The team is also re-examining the efficacy of the Trusted Authors program and whether there is evidence for discontinuing it. They are considering removing the child theme queue, which was incentivizing authors to submit more child themes since the queue moves faster than the regular one.
Imposing stricter accessibility requirements for WordPress.org themes is one suggestion that theme authors discussed over the weekend as a potential response to WordPress.org’s growing problem with crippleware. The expectation is that stricter requirements would shorten the queue of themes ready for review and perhaps even motivate companies to invest in accessibility testing to improve that process.
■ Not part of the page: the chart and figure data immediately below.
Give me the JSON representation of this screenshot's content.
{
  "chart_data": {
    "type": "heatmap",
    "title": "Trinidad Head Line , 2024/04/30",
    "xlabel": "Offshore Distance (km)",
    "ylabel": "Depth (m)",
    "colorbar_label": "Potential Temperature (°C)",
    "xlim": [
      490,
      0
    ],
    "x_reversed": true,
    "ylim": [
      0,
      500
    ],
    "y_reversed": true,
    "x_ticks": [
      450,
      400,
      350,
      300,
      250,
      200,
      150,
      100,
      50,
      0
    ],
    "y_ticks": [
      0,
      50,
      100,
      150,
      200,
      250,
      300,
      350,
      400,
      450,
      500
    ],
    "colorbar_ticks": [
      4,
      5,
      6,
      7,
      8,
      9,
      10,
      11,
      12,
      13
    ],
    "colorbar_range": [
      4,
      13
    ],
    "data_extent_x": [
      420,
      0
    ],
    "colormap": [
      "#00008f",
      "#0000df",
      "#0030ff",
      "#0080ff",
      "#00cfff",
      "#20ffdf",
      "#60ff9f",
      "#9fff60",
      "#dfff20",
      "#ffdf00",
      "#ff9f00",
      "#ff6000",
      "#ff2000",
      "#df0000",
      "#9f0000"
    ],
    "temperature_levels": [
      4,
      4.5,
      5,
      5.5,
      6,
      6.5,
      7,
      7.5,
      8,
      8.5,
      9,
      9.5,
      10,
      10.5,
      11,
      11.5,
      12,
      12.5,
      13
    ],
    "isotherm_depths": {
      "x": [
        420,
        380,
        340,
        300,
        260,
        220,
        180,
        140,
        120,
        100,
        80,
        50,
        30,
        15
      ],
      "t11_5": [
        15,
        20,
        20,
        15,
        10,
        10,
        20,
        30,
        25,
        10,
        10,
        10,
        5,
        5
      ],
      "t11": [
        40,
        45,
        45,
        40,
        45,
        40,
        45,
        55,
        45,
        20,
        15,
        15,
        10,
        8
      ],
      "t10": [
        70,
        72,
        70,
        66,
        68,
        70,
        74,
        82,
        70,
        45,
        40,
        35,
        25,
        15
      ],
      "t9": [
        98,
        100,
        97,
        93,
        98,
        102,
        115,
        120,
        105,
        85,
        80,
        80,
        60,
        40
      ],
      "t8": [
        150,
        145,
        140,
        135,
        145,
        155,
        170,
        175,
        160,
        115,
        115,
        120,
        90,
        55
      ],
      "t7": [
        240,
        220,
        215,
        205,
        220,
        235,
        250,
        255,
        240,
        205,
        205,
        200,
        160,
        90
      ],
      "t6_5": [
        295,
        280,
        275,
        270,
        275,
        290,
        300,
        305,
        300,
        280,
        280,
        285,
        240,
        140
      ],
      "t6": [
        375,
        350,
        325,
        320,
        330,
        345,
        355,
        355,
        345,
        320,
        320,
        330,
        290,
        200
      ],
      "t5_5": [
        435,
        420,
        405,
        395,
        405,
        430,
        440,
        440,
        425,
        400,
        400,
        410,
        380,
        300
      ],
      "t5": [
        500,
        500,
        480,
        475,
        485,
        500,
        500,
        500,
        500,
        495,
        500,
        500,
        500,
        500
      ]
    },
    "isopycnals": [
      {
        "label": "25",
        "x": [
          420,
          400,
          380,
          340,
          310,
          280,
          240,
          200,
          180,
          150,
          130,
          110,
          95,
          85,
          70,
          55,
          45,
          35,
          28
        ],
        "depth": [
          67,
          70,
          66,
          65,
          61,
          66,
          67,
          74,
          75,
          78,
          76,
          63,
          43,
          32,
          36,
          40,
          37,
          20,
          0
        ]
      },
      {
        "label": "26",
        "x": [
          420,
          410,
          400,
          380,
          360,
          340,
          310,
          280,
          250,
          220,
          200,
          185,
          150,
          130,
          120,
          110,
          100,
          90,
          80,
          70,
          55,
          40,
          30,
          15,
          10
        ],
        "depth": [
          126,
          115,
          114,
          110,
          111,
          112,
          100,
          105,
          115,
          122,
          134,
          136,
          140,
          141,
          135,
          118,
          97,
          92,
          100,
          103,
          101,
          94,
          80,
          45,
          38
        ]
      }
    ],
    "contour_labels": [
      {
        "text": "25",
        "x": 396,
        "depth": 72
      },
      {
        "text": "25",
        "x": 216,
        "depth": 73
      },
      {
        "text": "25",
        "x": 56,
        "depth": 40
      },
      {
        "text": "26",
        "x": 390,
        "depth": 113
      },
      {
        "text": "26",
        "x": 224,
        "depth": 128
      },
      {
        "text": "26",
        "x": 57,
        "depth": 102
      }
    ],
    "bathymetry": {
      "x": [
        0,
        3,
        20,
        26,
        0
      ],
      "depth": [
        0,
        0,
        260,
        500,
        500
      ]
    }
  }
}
While it may not have a direct affect on theme companies’ ability to produce crippleware, it makes the barrier for entry higher so that reviewers have more time to focus on improvements to the directory and the review process.
The new accessibility requirements will apply to all themes hosted on WordPress.org, not just new ones entering the directory. Existing themes will be expected to meet the requirements as they pass through the review process for updates. However, the team will not be actively hunting down old themes to suspend them. Today’s decision marks an important turning point that has the potential to have a ripple effect across the entire theme industry, as WordPress.org sets the standard for theme development. These new requirements give legs to WordPress’ commitment to accessibility in what TRT member Justin Tadlock called “a small but major step toward accessibility for all in the directory.”